El caso Negreira y un 30% de posesión en el Bernabéu —bueno, y una constructora turca, el patrocinio de Qatar y no sé cuántas cosas más— nos han llevado a aquello tan catalán —si es que hay algo que sea catalán— de la ciclotimia. Y hace días que escuchamos, en público y en privado, y leemos —eso siempre es público, a pesar de los grupos de WhatsApp— un autoflagelamiento que dice que basta ya de la superioridad moral del "més que un club" y del estilo de juego. Que lo del anuncio de un equipo de fútbol que era el centro del mundo fue un ataque de autoestima. Que nos tenemos que quitar la venda de los ojos. Que son —somos— tan vulgares, o no, como el resto de clubes del mundo.

Soy partidario de toda autocrítica, pero también de intentar no perder el mundo de vista. Y de reivindicar los hechos.

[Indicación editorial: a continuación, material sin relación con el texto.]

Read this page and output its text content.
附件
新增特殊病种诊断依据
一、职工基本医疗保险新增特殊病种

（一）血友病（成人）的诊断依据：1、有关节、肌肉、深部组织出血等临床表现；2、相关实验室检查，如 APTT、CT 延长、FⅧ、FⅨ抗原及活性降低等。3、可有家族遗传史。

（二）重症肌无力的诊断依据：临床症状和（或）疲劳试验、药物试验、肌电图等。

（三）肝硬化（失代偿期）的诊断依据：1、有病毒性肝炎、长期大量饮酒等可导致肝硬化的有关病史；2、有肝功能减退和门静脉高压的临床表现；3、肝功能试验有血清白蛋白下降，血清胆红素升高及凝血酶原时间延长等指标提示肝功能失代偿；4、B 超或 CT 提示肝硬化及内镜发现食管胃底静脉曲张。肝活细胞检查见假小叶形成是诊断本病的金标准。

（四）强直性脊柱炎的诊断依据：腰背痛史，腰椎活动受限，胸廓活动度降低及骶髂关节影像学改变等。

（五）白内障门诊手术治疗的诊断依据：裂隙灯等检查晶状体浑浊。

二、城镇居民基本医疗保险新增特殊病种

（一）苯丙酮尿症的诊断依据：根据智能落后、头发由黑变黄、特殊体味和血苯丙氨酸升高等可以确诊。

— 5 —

Y los hechos son, por ejemplo, que si en Can Barça hay una crisis, como la ha habido —o la hay—, no nos salvará ningún chino, ni ningún oligarca ruso, ni ningún jeque con petrodólares. Son los socios los que decidirán si Messi se marcha o se queda. Incluido el propio Messi con su voto. Otra cosa es después nos engañen o que ocurra no sé qué. O que no pueda pensarse en el modelo alemán del 50+1. Pero el caso es que, en eso de la democracia, el Barça sigue siendo más que un club. Que debe mejorar la fiscalización y la competitividad, de acuerdo. Pero es más que un club. Todavía.

Se trata de mantener la autoestima, de no hacer una enmienda a la totalidad, sin dejar de ser críticos. Admitir esta historia con orgullo nada tiene que ver con la superioridad moral

Y los hechos son, sobre todo, que ahora todos los equipos de fútbol del mundo —del mundo— quieren jugar como jugaba ese Barça, sobre todo el de Guardiola, pero no sólo. Y éste es el gran éxito. El gran triunfo de Margaret Thatcher fue Tony Blair. El gran triunfo del Barça es la Bundesliga. O la Premier. Que ahora el Barça, justamente, no esté —todavía— a la altura, es dramático, circunstancial o lo que queráis. Pero los hechos son los hechos.

Una revolución cultural la han hecho muy pocos clubs en el mundo, aunque ahora el Barça sufra su propio invento. Como sufrimos a los cocineros y los restaurantes que quieren ser Ferran Adrià, pero eso no quita que Adrià cambiara la cultura gastronómica del mundo —del mundo—. Se trata de mantener la autoestima, de no hacer una enmienda a la totalidad, sin dejar de ser críticos. Admitir esta historia con orgullo nada tiene que ver con la superioridad moral. Sí, todos los modelos, de club y de juego, son válidos. Pero que existe un modelo futbolístico que ha cambiado la historia, que fue disruptivo, que llevó, por ejemplo, a España a ganar su único Mundial. Y también es verdad, a la vez, que el fútbol total no lo inventó el Barça. Ni siquiera Cruyff. Ni siquiera el Ajax.

Vivimos tiempos de incertidumbre. No llueve, tenemos plagas de todo tipo de bestias, nos da miedo un capítulo final en forma de virus, la inflación nos ha hecho todavía más pobres, tenemos una guerra a las puertas de casa y las taquicárdicas redes sociales no nos ayudan a tener menos ansiedad. Pero si el fútbol también debe ser motivo de depresión colectiva, apaga y vámonos. Menos mal que no parece que este discurso de la ruina moral, económica y deportiva esté en la grada. Aunque esté llena de guiris que sólo quieren una selfie.

Así que no diré que "al loro, que no estamos tan mal", ni buscaré fantasmas en la Liga o en la Central Lechera. Ahora bien, todo esto no quita que, justamente porque el club debe ser democrático, no sea urgente que todos los presidentes salgan a contarnos por qué se gastaron 7 millones de euros en un árbitro. Si no, la imagen no la arregla ni jugar con el logo de Rosalía.